Series: The Things We Say
Martha said to Jesus, “Lord, if only you had been here, my brother would not have died.
John 11:21 NLT
Tragedy had struck. What could I say?
As a minister, I’ve watched people endure their share of tragedies. A husband whose wife decided to drive drunk. Her actions led to the death of their small child. A father whose daughter was innocently riding her bike through their subdivision and was hit and killed. Good friends whose daughter tried to ride a bicycle that was too large and accidentally rolled into the path of an oncoming truck. A couple whose child was born prematurely and languished in the neonatal intensive care unit for months and then grew up mentally challenged.
I’ve probably been guilty of saying it, but even if I haven’t, I’ve heard many others say those infamous words: “I know how you feel,” or “I know what you’re going through.” Innocent words spoken with good intentions, but words that mean little if anything to the one who is grieving—and perhaps questioning God at the same time.
Mary and Martha were probably feeling a little confusion themselves. Their brother, Lazarus, was sick. So they sent for Jesus, thinking He would heal him. Instead of coming immediately, Jesus waited until Lazarus had died. Martha was confused.
Even if I’ve experienced something similar to what a person is going through, saying “I know how you feel” isn’t the best response to their grief. I don’t know how they feel. I know how I felt, but I can’t get inside of their body and experience their emotions. The statement usually falls on deaf ears. They may also perceive the words as an empty platitude that means nothing.

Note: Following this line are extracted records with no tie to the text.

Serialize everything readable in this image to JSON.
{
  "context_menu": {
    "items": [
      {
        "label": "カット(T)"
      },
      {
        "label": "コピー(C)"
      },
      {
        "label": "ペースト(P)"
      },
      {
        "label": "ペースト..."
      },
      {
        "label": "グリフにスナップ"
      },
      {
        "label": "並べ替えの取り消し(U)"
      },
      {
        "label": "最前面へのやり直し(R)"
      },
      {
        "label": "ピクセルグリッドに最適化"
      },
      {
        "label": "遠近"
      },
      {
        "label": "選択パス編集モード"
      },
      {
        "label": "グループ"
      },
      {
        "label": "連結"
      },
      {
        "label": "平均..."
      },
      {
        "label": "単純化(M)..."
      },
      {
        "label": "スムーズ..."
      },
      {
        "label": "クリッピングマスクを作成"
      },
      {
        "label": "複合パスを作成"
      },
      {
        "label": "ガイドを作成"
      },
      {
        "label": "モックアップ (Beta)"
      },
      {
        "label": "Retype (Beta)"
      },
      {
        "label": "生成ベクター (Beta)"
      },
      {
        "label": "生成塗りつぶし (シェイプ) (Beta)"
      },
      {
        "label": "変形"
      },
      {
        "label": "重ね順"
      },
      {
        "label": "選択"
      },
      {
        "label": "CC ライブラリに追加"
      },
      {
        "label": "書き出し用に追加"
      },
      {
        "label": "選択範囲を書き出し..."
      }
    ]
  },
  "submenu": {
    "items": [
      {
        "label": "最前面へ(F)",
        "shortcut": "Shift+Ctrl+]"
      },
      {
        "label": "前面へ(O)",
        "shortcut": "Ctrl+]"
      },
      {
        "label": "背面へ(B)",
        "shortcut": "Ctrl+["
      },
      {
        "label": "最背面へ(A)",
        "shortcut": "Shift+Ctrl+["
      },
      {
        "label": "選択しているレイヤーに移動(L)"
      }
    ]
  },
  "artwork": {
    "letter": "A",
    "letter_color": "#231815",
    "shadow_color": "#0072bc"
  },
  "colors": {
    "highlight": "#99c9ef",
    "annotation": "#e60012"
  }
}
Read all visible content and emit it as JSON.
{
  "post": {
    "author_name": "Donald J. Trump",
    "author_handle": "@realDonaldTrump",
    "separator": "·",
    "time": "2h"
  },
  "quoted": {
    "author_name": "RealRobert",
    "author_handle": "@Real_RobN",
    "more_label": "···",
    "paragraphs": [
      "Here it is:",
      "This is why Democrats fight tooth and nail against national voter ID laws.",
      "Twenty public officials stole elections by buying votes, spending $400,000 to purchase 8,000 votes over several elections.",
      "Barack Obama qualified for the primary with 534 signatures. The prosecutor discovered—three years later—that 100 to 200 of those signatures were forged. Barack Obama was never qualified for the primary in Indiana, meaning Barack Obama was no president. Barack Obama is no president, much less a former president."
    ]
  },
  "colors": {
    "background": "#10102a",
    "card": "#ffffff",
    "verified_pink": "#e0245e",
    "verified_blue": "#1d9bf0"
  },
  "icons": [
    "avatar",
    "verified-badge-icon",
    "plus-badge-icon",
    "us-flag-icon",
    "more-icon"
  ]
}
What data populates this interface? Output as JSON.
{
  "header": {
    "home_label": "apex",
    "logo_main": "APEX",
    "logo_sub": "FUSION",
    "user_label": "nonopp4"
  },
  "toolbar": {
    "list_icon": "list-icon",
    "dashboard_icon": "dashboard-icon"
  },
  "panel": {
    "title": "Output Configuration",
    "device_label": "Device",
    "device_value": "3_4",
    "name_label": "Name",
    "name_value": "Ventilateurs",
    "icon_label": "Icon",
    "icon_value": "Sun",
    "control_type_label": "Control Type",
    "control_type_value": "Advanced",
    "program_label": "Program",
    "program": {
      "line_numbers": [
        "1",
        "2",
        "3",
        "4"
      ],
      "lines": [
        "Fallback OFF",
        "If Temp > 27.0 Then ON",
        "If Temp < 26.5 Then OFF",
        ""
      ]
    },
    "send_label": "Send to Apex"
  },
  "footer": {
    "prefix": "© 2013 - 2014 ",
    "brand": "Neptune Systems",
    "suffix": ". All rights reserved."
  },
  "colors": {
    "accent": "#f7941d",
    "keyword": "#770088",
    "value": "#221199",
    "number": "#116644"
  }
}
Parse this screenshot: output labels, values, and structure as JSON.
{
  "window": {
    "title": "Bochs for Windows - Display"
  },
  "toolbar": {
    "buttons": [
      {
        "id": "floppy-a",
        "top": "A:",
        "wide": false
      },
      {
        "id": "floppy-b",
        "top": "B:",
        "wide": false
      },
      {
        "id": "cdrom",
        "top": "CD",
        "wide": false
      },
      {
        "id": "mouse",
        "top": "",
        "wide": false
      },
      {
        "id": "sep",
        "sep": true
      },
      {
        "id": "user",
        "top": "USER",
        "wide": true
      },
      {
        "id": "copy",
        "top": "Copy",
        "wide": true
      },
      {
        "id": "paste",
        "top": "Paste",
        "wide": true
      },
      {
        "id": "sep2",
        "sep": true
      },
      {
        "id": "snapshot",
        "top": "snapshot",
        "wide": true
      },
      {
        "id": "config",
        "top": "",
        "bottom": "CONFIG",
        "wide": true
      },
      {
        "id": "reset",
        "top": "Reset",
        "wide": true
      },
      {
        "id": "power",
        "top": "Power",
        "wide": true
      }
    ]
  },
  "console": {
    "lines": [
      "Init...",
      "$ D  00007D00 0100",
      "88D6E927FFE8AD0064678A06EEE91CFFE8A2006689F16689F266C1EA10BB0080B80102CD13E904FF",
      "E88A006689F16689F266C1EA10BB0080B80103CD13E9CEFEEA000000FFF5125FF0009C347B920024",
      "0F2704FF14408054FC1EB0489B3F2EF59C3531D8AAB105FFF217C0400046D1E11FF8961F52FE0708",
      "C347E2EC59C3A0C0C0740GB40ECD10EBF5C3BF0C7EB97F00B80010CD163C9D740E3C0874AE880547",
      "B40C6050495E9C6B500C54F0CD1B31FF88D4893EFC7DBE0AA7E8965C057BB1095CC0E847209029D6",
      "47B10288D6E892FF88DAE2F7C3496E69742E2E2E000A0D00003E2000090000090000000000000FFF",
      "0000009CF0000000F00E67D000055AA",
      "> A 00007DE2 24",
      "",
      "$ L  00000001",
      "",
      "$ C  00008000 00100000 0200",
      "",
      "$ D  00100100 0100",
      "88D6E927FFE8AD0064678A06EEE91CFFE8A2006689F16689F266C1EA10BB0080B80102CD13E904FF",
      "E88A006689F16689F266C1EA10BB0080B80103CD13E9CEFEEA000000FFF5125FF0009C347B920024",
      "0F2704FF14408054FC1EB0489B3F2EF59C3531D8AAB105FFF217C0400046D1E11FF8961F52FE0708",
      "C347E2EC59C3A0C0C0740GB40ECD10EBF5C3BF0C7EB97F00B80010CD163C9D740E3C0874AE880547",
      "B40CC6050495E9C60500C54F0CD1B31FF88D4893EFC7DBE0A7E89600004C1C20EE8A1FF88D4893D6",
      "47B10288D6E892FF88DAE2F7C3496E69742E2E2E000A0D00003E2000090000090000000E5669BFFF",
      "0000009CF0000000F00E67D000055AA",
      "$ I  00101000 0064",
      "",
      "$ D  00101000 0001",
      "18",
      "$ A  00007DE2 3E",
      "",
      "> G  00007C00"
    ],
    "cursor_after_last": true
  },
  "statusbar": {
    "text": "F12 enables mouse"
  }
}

When a person is grieving, spending time with them and saying little is a good practice. If I feel the need to speak, saying, “I can’t imagine what you’re going through,” or “How can I help” are helpful statements. Better yet is thinking of some way to help without asking the person. In their state of mind, they usually can’t think of what they need anyway. If I have experienced something similar to their tragedy, I can always tell my story and share how God brought me through.
Depend on God to give you the right thing to say when you’re helping a grieving person.